The Local Nanohertz Gravitational-Wave Landscape From Supermassive Black Hole Binaries

TL;DR

This paper estimates the population and GW emission of supermassive black hole binaries in local galaxies, predicting detectable signals in pulsar timing array data and their contribution to GW background anisotropy.

Contribution

It provides the first population estimate of local SMBHBs emitting nanohertz GWs and assesses their potential detectability with current PTA data.

Findings

Approximately 91 SMBHB sources emitting GWs in the PTA band.

Around 7 binaries may never merge, stalling at final parsec.
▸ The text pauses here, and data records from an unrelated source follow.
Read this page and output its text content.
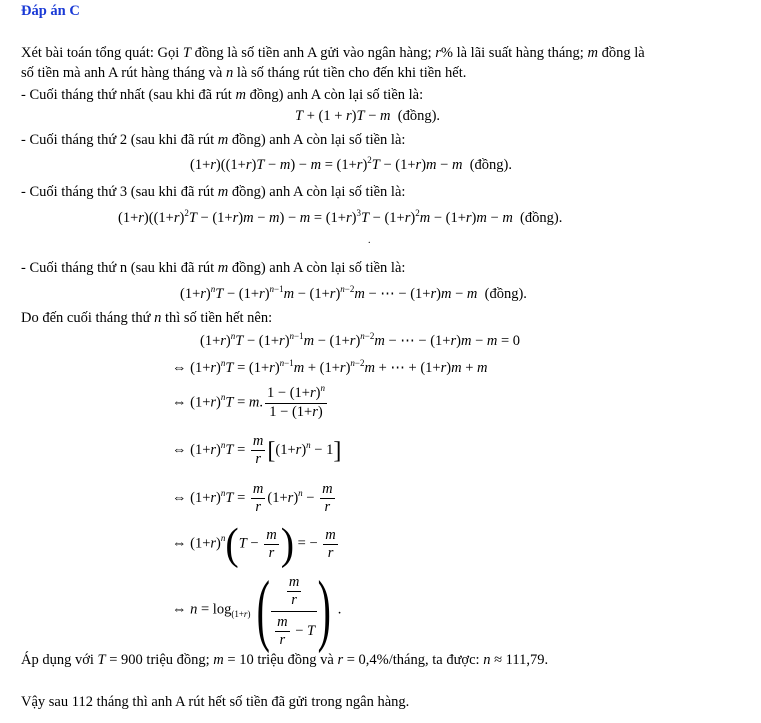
Đáp án C
Xét bài toán tổng quát: Gọi T đồng là số tiền anh A gửi vào ngân hàng; r% là lãi suất hàng tháng; m đồng là
số tiền mà anh A rút hàng tháng và n là số tháng rút tiền cho đến khi tiền hết.
- Cuối tháng thứ nhất (sau khi đã rút m đồng) anh A còn lại số tiền là:
T + (1 + r)T − m  (đồng).
- Cuối tháng thứ 2 (sau khi đã rút m đồng) anh A còn lại số tiền là:
$(1+r)((1+r)T - m) - m = (1+r)^2T - (1+r)m - m$  (đồng).
- Cuối tháng thứ 3 (sau khi đã rút m đồng) anh A còn lại số tiền là:
$(1+r)((1+r)^2T - (1+r)m - m) - m = (1+r)^3T - (1+r)^2m - (1+r)m - m$  (đồng).
.
- Cuối tháng thứ n (sau khi đã rút m đồng) anh A còn lại số tiền là:
$(1+r)^nT - (1+r)^{n-1}m - (1+r)^{n-2}m$ − ⋯ − (1+r)m − m  (đồng).
Do đến cuối tháng thứ n thì số tiền hết nên:
$(1+r)^nT - (1+r)^{n-1}m - (1+r)^{n-2}m$ − ⋯ − (1+r)m − m = 0
⇔ $(1+r)^nT = (1+r)^{n-1}m + (1+r)^{n-2}m$ + ⋯ + (1+r)m + m
⇔ $(1+r)^nT = m$. $\frac{1 - (1+r)^n}{1 - (1+r)}$
⇔ $(1+r)^nT = \frac{m}{r} [(1+r)^n - 1]$
⇔ $(1+r)^nT = \frac{m}{r} (1+r)^n - \frac{m}{r}$
⇔ $(1+r)^n(T - \frac{m}{r}$ ) = − $\frac{m}{r}$
⇔ $n = \log_{(1+r)}( \frac{\frac{m}{r}}{\frac{m}{r} - T}$ ) .
Áp dụng với T = 900 triệu đồng; m = 10 triệu đồng và r = 0,4%/tháng, ta được: n ≈ 111,79.
Vậy sau 112 tháng thì anh A rút hết số tiền đã gửi trong ngân hàng.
Local SMBHBs could contribute up to 20% to GW background anisotropy.

Abstract

Supermassive black hole binaries (SMBHBs) in the 10 million to 10 billion $M_\odot$ range form in galaxy mergers, and live in galactic nuclei with large and poorly constrained concentrations of gas and stars. There are currently no observations of merging SMBHBs--- it is in fact possible that they stall at their final parsec of separation and never merge. While LIGO has detected high frequency GWs, SMBHBs emit GWs in the nanohertz to millihertz band. This is inaccessible to ground-based interferometers, but possible with Pulsar Timing Arrays (PTAs). Using data from local galaxies in the 2 Micron All-Sky Survey, together with galaxy merger rates from Illustris, we find that there are on average $91\pm7$ sources emitting GWs in the PTA band, and $7\pm2$ binaries which will never merge. Local unresolved SMBHBs can contribute to GW background anisotropy at a level of $\sim20\%$, and if the GW background can be successfully isolated, GWs from at least one local SMBHB can be detected in 10 years.